The UN Security Council issued a resolution in May 2012 threatening punitive measures if the parties did not allow aid to flow freely to Southern Kordofan and Blue Nile, but has taken no further action.

 

“The scrutiny from the UN Security Council on Sudan in 2011 and 2012 has given way to silence and non-action,” Wheeler said. “The UN and donors should urgently press the parties to allow them to provide desperately needed emergency assistance to civilians, including women and girls, in this long-neglected crisis.”
 

Selected Cases and Quotes
 

Hasina Soulyman:

 

Four years ago, after 14-year-old Hassina Soulyman, from Hadara village in Delami county, spent two days in labor at home, weak from loss of blood and falling in and out of consciousness, her family put her on a motorcycle – the only transport in her village – with two men holding her between them for a two-hour drive to a larger village. There they waited hours for a car to take her to one of only two hospitals in the rebel-held area of Sudan’s Southern Kordofan state. When she finally got there, a doctor delivered her stillborn baby by cesarean section and told Hassina that her cervix was too narrow to give birth vaginally.

 

Without adequate health information or access to contraception, Hassina became pregnant two more times. Her second baby was delivered at the hospital but died before turning six months old. During the last weeks of her third pregnancy, when she was 18, Hassina and her family fled her village to escape government bombing.

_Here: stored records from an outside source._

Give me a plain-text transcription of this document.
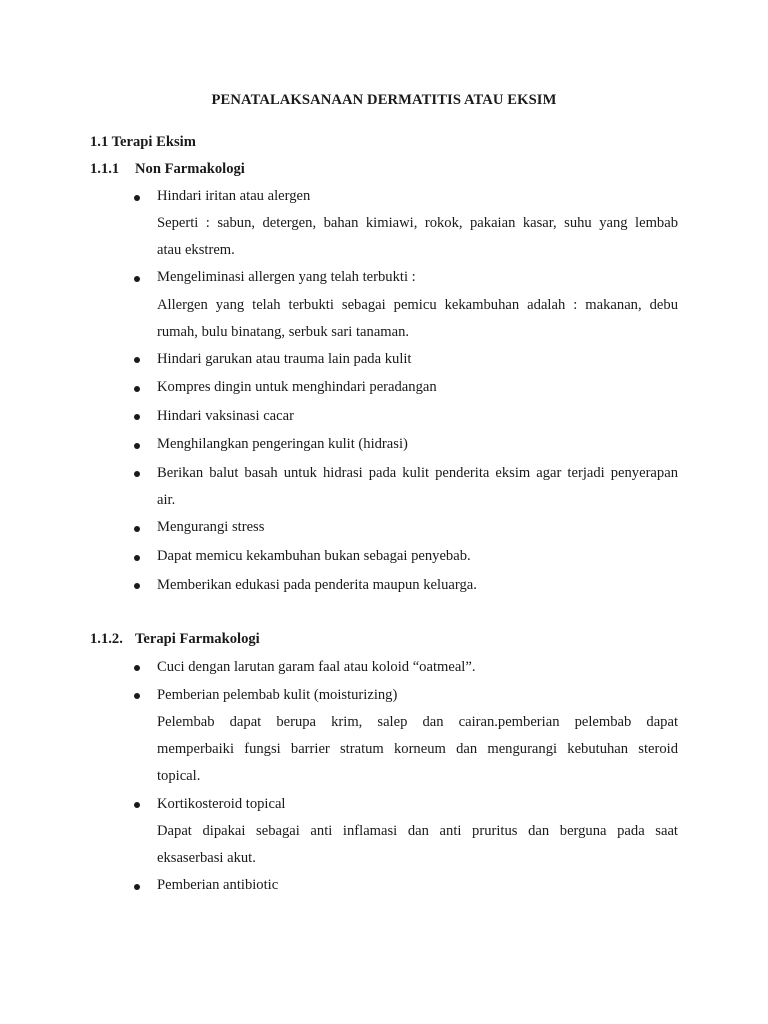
PENATALAKSANAAN DERMATITIS ATAU EKSIM

1.1 Terapi Eksim

1.1.1 Non Farmakologi

Hindari iritan atau alergen

Seperti : sabun, detergen, bahan kimiawi, rokok, pakaian kasar, suhu yang lembab

atau ekstrem.

Mengeliminasi allergen yang telah terbukti :

Allergen yang telah terbukti sebagai pemicu kekambuhan adalah : makanan, debu

rumah, bulu binatang, serbuk sari tanaman.

Hindari garukan atau trauma lain pada kulit

Kompres dingin untuk menghindari peradangan

Hindari vaksinasi cacar

Menghilangkan pengeringan kulit (hidrasi)

Berikan balut basah untuk hidrasi pada kulit penderita eksim agar terjadi penyerapan

air.

Mengurangi stress

Dapat memicu kekambuhan bukan sebagai penyebab.

Memberikan edukasi pada penderita maupun keluarga.

1.1.2. Terapi Farmakologi

Cuci dengan larutan garam faal atau koloid “oatmeal”.

Pemberian pelembab kulit (moisturizing)

Pelembab dapat berupa krim, salep dan cairan.pemberian pelembab dapat

memperbaiki fungsi barrier stratum korneum dan mengurangi kebutuhan steroid

topical.

Kortikosteroid topical

Dapat dipakai sebagai anti inflamasi dan anti pruritus dan berguna pada saat

eksaserbasi akut.

Pemberian antibiotic
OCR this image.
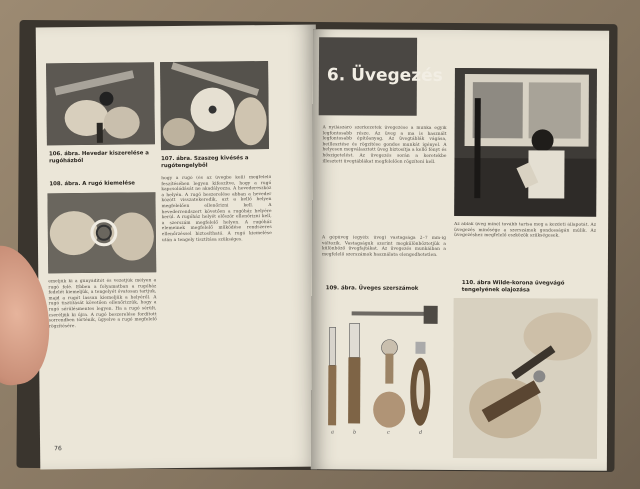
106. ábra. Hevedar kiszerelése a rugóházból	107. ábra. Szaszeg kivésés a rugótengelyből
108. ábra. A rugó kiemelése
hogy a rugó (és az üvegbe kell) megfelelő feszítésében legyen kifeszítve, hogy a rugó kapcsolódását ne akadályozza. A hevedereszköz a helyén. A rugó beszerelése abban a heveder között visszatekeredik, azt a kellő helyen megfelelően ellenőrizni kell. A hevederrendszert követően a rugóház helyére kerül. A rugóház helyét először ellenőrizni kell, a szerszám megfelelő helyen. A rugóház elemeinek megfelelő működése rendszeres ellenőrzéssel biztosítható. A rugó kiemelése után a tengely tisztítása szükséges.
emeljük ki a gúnyádítót és vezetjük mélyen a rugó felé. Ebben a folyamatban a rugóház fedelét kiemeljük, a tengelyét óvatosan tartjuk, majd a rugót lassan kiemeljük a helyéről. A rugó tisztítását követően ellenőrizzük, hogy a rugó sérülésmentes legyen. Ha a rugó sérült, cseréljük ki újra. A rugó beszerelése fordított sorrendben történik, ügyelve a rugó megfelelő rögzítésére.
76
6. Üvegezés
A nyílászáró szerkezetek üvegezése a munka egyik legfontosabb része. Az üveg a ma is használt legfontosabb építőanyag. Az üvegtáblák vágása, beillesztése és rögzítése gondos munkát igényel. A helyesen megválasztott üveg biztosítja a kellő fényt és hőszigetelést. Az üvegezés során a keretekbe illesztett üvegtáblákat megfelelően rögzíteni kell.
A gépüveg (egyéb: üveg) vastagsága 2–7 mm-ig változik. Vastagságuk szerint megkülönböztetjük a különböző üvegfajtákat. Az üvegezés munkáiban a megfelelő szerszámok használata elengedhetetlen.
Az ablak üveg minél tovább tartsa meg a kezdeti állapotát. Az üvegezés minősége a szerszámok gondosságán múlik. Az üvegezéshez megfelelő eszközök szükségesek.
109. ábra. Üveges szerszámok
a	b	c	d
110. ábra Wilde-korona üvegvágó tengelyének olajozása
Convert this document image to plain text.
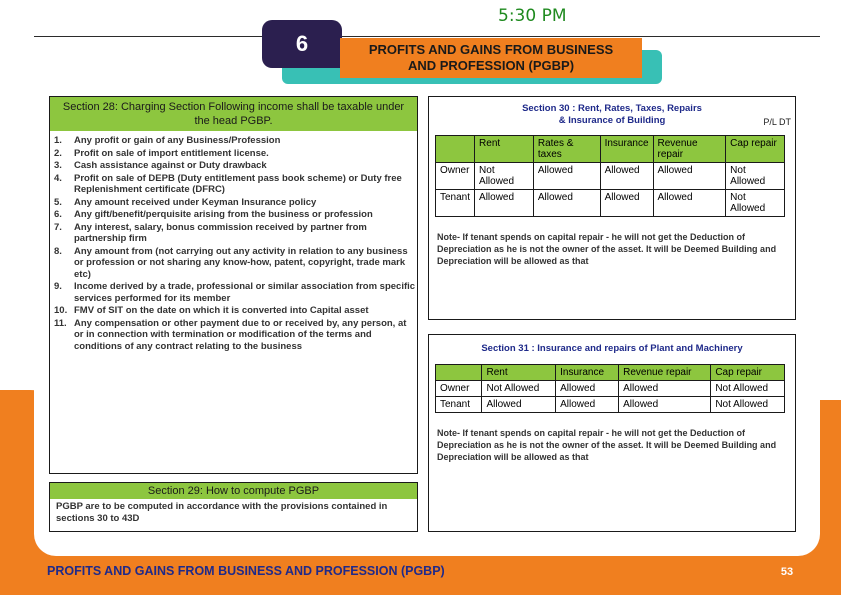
6	PROFITS AND GAINS FROM BUSINESS
AND PROFESSION (PGBP)
5:30 PM
Section 28: Charging Section Following income shall be taxable under the head PGBP.
1. Any profit or gain of any Business/Profession
2. Profit on sale of import entitlement license.
3. Cash assistance against or Duty drawback
4. Profit on sale of DEPB (Duty entitlement pass book scheme) or Duty free Replenishment certificate (DFRC)
5. Any amount received under Keyman Insurance policy
6. Any gift/benefit/perquisite arising from the business or profession
7. Any interest, salary, bonus commission received by partner from partnership firm
8. Any amount from (not carrying out any activity in relation to any business or profession or not sharing any know-how, patent, copyright, trade mark etc)
9. Income derived by a trade, professional or similar association from specific services performed for its member
10. FMV of SIT on the date on which it is converted into Capital asset
11. Any compensation or other payment due to or received by, any person, at or in connection with termination or modification of the terms and conditions of any contract relating to the business
Section 29: How to compute PGBP
PGBP are to be computed in accordance with the provisions contained in sections 30 to 43D
Section 30 : Rent, Rates, Taxes, Repairs & Insurance of Building	P/L DT
	Rent	Rates & taxes	Insurance	Revenue repair	Cap repair
Owner	Not Allowed	Allowed	Allowed	Allowed	Not Allowed
Tenant	Allowed	Allowed	Allowed	Allowed	Not Allowed
Note- If tenant spends on capital repair - he will not get the Deduction of Depreciation as he is not the owner of the asset. It will be Deemed Building and Depreciation will be allowed as that
Section 31 : Insurance and repairs of Plant and Machinery
	Rent	Insurance	Revenue repair	Cap repair
Owner	Not Allowed	Allowed	Allowed	Not Allowed
Tenant	Allowed	Allowed	Allowed	Not Allowed
Note- If tenant spends on capital repair - he will not get the Deduction of Depreciation as he is not the owner of the asset. It will be Deemed Building and Depreciation will be allowed as that
PROFITS AND GAINS FROM BUSINESS AND PROFESSION (PGBP)	53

She went into labor in the riverbed where her family was sheltering, and endured three days of obstructed labor, during which the body of the baby cleared the birth canal but the separated head was stuck in her womb before she could get transport to a hospital. As of December 2016, Hassina still did not have access to family planning assistance.
 

Amal Tutu:

“I had a miscarriage at five months, of twins. They came out and then there was a lot of bleeding, a lot of pain. There was no car, no painkillers. I had to walk to the hospital because the bleeding would not stop.”

— Amal Tutu, 30, from a village in Heiban County, a day’s walk from the nearest hospital.

Aisha Hussein:

“My aunt died in childbirth, they took her to the hospital and she died on the way with the baby in her womb, it was an hour by car.”

— Aisha Hussein, 41, Tongoli village, Delami county.